The 25-year-old, second-year Seattle Seahawks quarterback tossed the ball all the way into the end zone where receiver Jermaine Kearse hauled it in with a leaping catch.
The touchdown gave Seattle its first lead of the game and one it would never relinquish as the NFL-leading Seahawks defense forced San Francisco into four turnovers in the fourth quarter, holding the 49ers scoreless the rest of the way.
“We played so hard,” Wilson said in USA Today. “We talked at the beginning of year, `Why not us? Why not us?’ That’s kind of been our mind-set.”
The crowd, known as the Seattle Seahawks 12th Man, was deafening throughout the NFC Championship game.

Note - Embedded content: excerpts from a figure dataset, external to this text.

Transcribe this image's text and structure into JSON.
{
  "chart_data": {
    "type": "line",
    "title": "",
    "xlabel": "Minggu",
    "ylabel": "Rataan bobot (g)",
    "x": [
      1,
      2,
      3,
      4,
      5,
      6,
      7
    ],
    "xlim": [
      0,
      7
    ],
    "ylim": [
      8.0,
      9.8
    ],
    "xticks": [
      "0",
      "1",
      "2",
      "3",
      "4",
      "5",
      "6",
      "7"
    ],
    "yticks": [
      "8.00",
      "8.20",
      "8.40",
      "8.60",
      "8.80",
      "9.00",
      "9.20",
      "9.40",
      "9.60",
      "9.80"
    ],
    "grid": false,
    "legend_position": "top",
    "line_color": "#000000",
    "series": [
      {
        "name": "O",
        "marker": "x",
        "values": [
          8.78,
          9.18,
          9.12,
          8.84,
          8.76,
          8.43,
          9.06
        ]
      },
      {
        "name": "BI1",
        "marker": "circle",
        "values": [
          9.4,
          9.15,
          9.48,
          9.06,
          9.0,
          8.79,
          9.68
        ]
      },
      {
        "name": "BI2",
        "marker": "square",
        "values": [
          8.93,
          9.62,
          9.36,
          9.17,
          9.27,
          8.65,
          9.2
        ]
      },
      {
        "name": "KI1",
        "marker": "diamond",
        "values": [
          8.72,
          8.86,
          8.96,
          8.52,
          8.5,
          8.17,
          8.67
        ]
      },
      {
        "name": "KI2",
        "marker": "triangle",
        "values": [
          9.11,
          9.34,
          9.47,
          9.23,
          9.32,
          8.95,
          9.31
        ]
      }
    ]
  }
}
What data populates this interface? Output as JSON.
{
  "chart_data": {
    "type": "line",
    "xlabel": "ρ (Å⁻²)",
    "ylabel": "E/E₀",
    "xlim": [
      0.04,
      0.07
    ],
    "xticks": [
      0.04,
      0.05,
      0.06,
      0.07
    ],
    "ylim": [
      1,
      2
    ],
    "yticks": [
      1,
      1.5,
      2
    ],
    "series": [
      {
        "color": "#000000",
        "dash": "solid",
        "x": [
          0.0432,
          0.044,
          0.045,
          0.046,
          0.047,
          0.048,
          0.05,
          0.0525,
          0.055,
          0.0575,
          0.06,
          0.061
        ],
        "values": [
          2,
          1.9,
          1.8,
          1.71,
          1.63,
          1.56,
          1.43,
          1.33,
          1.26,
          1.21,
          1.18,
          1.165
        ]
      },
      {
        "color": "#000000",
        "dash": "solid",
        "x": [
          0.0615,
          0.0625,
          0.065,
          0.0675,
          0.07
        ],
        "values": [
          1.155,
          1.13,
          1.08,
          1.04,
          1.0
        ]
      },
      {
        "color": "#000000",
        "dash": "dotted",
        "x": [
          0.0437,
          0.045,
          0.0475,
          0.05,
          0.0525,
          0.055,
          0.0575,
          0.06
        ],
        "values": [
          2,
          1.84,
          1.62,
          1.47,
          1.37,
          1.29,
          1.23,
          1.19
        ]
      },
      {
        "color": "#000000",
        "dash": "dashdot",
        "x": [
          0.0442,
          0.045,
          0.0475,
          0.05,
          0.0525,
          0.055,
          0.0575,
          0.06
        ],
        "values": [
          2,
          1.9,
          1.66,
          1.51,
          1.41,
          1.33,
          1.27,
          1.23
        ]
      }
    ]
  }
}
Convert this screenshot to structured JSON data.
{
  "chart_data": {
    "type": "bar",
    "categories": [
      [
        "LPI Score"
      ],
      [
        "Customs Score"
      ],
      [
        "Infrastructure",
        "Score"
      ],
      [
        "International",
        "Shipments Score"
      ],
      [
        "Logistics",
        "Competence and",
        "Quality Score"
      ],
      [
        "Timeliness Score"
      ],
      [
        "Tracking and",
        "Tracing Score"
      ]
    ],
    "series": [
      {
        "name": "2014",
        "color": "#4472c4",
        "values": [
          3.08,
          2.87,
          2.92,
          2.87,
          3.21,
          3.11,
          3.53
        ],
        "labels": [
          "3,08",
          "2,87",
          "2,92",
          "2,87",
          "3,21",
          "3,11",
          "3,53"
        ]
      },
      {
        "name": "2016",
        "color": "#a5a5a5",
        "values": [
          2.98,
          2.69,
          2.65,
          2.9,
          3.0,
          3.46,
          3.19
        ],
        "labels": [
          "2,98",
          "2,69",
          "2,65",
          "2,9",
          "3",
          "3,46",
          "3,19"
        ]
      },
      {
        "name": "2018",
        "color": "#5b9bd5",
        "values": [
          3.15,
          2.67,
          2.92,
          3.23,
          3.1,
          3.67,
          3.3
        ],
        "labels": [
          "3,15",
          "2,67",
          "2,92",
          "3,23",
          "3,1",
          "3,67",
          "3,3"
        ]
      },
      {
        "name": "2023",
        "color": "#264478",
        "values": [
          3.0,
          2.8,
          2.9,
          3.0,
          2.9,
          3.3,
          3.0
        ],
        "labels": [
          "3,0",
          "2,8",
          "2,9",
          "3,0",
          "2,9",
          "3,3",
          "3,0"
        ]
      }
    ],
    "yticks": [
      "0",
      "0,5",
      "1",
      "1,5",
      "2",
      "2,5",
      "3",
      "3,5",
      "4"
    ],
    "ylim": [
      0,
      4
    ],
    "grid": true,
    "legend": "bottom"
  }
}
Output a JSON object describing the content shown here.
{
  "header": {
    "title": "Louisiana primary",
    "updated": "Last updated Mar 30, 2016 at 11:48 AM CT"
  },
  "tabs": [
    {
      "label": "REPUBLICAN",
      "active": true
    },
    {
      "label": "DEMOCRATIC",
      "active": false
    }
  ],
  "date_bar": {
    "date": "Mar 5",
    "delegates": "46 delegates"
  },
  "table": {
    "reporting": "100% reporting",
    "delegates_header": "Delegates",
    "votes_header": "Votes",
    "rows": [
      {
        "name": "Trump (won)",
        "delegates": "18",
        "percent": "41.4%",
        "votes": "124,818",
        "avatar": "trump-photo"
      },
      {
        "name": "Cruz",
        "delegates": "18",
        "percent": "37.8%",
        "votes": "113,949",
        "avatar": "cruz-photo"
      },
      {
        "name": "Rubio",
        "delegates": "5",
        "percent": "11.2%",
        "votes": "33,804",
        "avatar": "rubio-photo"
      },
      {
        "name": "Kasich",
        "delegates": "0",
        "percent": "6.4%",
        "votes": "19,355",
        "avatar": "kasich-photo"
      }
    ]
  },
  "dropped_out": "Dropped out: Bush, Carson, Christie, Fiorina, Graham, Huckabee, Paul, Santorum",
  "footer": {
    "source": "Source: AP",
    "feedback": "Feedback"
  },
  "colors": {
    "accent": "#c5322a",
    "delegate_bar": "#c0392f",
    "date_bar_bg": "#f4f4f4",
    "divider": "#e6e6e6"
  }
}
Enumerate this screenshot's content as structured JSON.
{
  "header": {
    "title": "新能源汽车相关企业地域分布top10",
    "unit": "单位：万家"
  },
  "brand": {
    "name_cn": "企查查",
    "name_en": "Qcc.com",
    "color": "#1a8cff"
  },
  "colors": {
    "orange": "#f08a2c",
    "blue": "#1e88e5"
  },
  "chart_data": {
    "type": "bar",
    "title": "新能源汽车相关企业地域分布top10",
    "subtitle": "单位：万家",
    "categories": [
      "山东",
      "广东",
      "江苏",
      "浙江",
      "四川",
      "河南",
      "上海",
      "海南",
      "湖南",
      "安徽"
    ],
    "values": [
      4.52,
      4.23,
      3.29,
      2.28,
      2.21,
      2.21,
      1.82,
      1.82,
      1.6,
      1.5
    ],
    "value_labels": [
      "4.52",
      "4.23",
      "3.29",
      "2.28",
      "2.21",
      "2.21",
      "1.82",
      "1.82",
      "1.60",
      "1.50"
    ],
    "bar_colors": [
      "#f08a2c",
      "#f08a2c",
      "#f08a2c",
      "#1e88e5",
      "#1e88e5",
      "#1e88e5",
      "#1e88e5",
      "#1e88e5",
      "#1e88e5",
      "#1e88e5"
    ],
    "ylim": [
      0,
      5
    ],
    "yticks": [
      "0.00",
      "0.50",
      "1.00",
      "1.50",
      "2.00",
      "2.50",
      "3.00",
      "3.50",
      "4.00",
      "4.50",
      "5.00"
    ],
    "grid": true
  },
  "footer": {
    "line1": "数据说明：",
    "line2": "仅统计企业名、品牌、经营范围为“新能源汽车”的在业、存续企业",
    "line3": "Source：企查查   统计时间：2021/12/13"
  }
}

“This is really special,” said Carroll, who brings the Seattle Seahawks to their first Super Bowl trip since 2005 and only the second in franchise history. “It would really be a mistake to not remember the connection and the relationship between this football team and the 12th Man and these fans. It’s unbelievable.”
The Denver Broncos advanced to the Super Bowl by defeating the New England Patriots 26-16 earlier Sunday, in the AFC Championship at Denver’s Mile High Stadium. The Broncos, in their seventh Super Bowl appearance, will be the Seattle Seahawks’ opponents at MetLife Stadium in New Jersey February 2.